Exponential functions are fundamental in mathematics and appear frequently in various fields such as science, engineering, and even finance. They have the general form \( e^{bx} \), where \( e \) is the base of the natural logarithm, approximately equal to 2.71828. In our integral example \( \int 2 e^{5x} \, dx \), the expression \( e^{5x} \) represents an exponential function. The exponent \( 5x \) means this function grows at a rate that is five times whatever value \( x \) takes on.
You might recognize exponential functions by their characteristic curve that grows rapidly and becomes steeper as \( x \) increases. This rapid increase is precisely what makes exponential functions unique and powerful tools for modeling real-world scenarios such as interest calculations in finance or population growth models.
Some key features of exponential functions include:

• They always yield positive results irrespective of the value of \( x \).
• The derivative of an exponential function \( e^{bx} \) gets you back the same function scaled by its rate of growth, \( b \).

Recognizing the exponential function within an integral allows us to apply specific integration techniques tailored to it.

Integration techniques are methods used to find the antiderivative or integral of a function. When dealing with exponential functions like \( e^{bx} \), the approach involves recognizing patterns and using known integral rules. In this case, we specifically use the rule for exponential integrals: the integral of \( e^{bx} \) is \( \frac{1}{b} e^{bx} \). This technique is straightforward once you identify the exponent's coefficient.
The steps applied in our example involve:

• Identifying constants such as the coefficient of \( e^{bx} \). Here, it is 2, which we can factor out from the integral \( \int 2 e^{5x} \, dx \).
• Using the integral rule for \( e^{bx} \), meaning we multiply \( e^{bx} \) by the reciprocal of its rate of growth \( b \). In this exercise, \( b = 5 \), so we multiply \( e^{5x} \) by \( \frac{1}{5} \).

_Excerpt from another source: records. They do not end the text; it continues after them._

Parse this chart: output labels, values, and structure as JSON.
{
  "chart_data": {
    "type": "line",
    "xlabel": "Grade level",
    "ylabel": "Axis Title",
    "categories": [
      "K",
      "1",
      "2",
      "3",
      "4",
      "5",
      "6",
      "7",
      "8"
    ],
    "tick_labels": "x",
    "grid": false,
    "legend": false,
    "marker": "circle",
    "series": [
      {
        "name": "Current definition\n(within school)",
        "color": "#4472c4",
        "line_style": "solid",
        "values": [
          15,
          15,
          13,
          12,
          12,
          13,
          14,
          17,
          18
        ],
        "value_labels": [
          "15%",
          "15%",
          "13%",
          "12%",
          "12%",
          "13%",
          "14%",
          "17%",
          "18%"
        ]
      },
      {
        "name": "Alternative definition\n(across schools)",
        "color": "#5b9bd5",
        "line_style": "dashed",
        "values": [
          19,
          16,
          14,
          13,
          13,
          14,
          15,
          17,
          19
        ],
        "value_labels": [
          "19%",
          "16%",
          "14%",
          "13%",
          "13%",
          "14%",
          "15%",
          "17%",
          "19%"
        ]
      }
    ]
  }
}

This method, combined with algebraic manipulation of constants, simplifies the integration process and allows for easy computation of the integral. Integration techniques cater to different kinds of functions, each with unique rules to make the process systematic and efficient.

When performing indefinite integration, such as with \( \int 2 e^{5x} \, dx \), it is crucial to incorporate the constant of integration, denoted by \( C \). The reason for this is that the process of integration determines a family of functions, each of which differs by a constant.
Therefore, not including \( C \) would imply missing out on an infinite number of possible antiderivatives. Each of those antiderivatives could validate different initial conditions or constraints in applied problem-solving scenarios.
Here's how it works:

• The constant of integration accounts for any vertical shifts of the integral's graph on a plane.
• Without \( C \), the solution would not encompass all potential functions that the antiderivative represents.

In mathematical problems, once specific conditions are given (like a point the function passes through), you can determine the exact value of \( C \). Until such conditions are specified, the integration will always reflect \( +C \) to represent all possible antiderivatives. In summary, it completes the picture, ensuring no mathematical stone is left unturned.